Tuesday, July 13, 2010

Mowing in the wind

The middle of a July morning, and a bright sun shines from a cloudless blue sky. And the wind-chill is something like 40 degrees. Priceless!

I was outside in short sleeves mowing my grass (which I never let get higher than eight inches or so), and the 25-to-30 mph gusts were waving tree branches with abandon, not quite howling, but raising goose bumps on my naked arms despite a "real" temperature in the mid-50s. It was a welcome break from temperatures in the 80s or more soon to return.

Of course, I left a few of those little eight-inch grass stalks, tassels waving in the breeze, to keep growing as they would. Not so much out of some sort of largesse or generosity towards individual brave blades, but because I have to wonder where those seeds might fly, or even grow. Fun to think about!
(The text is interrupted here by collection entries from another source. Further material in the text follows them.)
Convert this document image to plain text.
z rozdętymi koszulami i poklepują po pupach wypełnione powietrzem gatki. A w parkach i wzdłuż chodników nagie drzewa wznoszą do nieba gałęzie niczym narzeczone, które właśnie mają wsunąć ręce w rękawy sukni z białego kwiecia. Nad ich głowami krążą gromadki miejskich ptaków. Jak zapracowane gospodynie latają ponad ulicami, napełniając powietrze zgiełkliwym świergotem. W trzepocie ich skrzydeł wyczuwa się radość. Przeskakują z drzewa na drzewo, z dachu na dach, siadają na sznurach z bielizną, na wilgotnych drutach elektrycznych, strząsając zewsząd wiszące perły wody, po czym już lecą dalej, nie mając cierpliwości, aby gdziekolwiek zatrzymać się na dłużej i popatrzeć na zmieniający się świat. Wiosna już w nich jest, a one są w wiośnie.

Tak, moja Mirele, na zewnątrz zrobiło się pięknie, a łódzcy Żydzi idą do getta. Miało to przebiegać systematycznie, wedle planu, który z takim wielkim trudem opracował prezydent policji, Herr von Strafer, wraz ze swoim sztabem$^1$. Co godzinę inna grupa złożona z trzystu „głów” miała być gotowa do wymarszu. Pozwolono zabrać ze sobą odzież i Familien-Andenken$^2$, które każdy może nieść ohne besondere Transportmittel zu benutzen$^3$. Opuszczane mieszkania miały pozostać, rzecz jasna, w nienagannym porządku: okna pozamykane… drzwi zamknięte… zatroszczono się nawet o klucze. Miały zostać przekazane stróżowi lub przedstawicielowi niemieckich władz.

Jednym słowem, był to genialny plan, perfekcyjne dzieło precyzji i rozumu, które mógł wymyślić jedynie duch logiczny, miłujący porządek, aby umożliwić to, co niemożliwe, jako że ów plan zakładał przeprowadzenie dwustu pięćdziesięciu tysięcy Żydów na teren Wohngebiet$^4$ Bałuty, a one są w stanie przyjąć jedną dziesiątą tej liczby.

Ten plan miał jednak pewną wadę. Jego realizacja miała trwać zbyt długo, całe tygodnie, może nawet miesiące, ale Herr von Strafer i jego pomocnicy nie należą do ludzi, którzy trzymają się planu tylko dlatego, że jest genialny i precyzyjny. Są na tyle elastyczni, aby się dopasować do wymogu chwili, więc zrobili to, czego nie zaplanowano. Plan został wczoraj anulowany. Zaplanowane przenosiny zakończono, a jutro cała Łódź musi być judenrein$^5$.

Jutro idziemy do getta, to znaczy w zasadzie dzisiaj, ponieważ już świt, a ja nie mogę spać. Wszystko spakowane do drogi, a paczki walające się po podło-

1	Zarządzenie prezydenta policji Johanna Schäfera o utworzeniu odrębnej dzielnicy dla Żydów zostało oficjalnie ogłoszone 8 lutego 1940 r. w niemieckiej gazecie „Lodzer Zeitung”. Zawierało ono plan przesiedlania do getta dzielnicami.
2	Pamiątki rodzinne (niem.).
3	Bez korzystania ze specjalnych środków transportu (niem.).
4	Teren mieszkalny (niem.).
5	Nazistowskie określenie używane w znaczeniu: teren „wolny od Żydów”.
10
Then I went back into my house, plopped with some relief into my chair, watched the news (about the oil spill) and started watching the next philosophy lecture. This one was about Kant's "categorical imperative," a moral stance having nothing to do with the ends of one's actions, but the idea that we "act in such a way that the maxim (basic idea behind) your action would, if you were able, be instituted as a universal law of nature." That is just part of it. The idea also encompasses the idea that to use some other person as a tool means that you also may be used as a tool (morally speaking.) Thus, for instance, you may never lie.

Kant - and his most important influence, Hume - had not, I'm sure, ever thought about a cool summer day, an underwater oil spill, or a single stalk of grass blowing in the wind. And although Kant would call such concerns - gaining pleasure and avoiding pain - a lesser moral matter, underneath the "pure," "categorical," level of his moral thought, I wonder what essentially matters. A lie, or a seed in the wind?